Porcine circovirus type 2(PCV2) recently emerged as an important infectious pathogen for pigs in the world. Unfortunately, there is no efficient method to deal with PCV2 infection until now. In this study, chimeric porcine circovirus molecular clone (pSK2PCV1-2) was constructed by cloning capsid gene of PCV2 into the backbone of PCV1. PK-15 cells was transfected with pSK2PCV1-2 and then cultivated in plate for five passages. mRNA of PCV1 ORF1 and PCV2 ORF2 were detected in the fifth passage, but mRNA of PCV1 ORF2 and PCV2 ORF1 were not detected in the cells. On the other hand, capsid protein of PCV2 was also detected in the nucleolus of transfected cells by IIF. This study indicated that pSK2PCV1-2 could form infectious virus in transfected cells. It will provide base for further study on biological characteristic of chimeric porcine circovirus.

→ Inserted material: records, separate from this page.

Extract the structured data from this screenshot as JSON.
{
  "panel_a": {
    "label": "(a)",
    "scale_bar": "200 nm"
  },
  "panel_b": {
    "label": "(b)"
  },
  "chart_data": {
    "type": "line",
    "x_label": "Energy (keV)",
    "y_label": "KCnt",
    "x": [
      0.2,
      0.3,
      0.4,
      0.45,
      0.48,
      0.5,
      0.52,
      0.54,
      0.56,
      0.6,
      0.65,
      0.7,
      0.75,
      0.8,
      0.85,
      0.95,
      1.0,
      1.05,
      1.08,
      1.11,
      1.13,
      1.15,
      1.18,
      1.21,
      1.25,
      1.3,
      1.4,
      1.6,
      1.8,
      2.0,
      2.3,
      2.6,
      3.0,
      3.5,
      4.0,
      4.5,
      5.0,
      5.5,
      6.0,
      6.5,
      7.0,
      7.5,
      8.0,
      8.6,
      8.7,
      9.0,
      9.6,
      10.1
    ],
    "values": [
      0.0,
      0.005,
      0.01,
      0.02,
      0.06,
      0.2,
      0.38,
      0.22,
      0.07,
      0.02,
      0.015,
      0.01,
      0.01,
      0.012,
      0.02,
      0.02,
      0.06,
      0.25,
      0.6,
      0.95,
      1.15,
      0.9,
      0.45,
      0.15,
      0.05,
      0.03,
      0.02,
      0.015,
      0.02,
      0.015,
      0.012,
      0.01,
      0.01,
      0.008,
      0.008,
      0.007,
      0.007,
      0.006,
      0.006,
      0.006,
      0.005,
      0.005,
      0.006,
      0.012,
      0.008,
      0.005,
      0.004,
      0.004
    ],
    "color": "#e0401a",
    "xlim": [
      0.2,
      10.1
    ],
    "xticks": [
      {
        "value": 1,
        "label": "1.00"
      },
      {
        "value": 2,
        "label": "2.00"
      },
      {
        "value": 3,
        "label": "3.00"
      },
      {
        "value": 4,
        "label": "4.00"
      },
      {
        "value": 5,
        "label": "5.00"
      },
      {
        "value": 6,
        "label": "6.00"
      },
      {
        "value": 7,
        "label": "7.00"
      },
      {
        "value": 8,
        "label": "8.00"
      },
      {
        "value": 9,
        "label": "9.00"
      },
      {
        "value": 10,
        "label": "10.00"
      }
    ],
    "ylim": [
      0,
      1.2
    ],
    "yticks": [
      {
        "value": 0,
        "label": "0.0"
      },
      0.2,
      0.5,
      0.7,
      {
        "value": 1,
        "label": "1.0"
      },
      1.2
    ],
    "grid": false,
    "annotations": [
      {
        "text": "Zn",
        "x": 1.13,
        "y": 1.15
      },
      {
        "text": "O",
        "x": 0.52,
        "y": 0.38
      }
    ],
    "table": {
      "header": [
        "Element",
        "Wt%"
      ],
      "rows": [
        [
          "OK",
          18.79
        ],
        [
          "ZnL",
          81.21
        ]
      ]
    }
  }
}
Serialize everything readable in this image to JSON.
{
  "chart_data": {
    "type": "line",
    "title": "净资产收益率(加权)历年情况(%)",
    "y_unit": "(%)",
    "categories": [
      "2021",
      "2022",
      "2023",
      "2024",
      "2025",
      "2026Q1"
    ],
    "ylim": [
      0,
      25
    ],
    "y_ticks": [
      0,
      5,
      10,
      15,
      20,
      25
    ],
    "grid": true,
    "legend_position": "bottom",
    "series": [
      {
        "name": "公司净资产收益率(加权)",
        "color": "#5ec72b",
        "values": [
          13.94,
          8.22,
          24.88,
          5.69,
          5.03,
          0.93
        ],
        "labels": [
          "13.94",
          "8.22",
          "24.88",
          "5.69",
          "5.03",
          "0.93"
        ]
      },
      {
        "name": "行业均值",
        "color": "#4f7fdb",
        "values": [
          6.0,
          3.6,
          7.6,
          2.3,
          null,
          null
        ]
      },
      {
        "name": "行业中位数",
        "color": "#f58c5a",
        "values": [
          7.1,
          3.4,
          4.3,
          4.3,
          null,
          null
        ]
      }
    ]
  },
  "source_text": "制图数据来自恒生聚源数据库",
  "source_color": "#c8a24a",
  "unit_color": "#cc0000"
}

猪圆环病毒2型(PCV2)最近成为全球猪的一种重要传染性病原体。不幸的是,迄今为止尚无有效的方法来应对PCV2感染。在本研究中,通过将PCV2的衣壳基因克隆到PCV1的骨架中构建了嵌合猪圆环病毒分子克隆(pSK2PCV1-2)。用pSK2PCV1-2转染PK-15细胞,然后在平板中培养五代。在第五代中检测到PCV1 ORF1和PCV2 ORF2的mRNA,但在细胞中未检测到PCV1 ORF2和PCV2 ORF1的mRNA。另一方面,通过间接免疫荧光法(IIF)在转染细胞的核仁中也检测到了PCV2的衣壳蛋白。本研究表明pSK2PCV1-2可在转染细胞中形成感染性病毒。这将为进一步研究嵌合猪圆环病毒的生物学特性提供基础。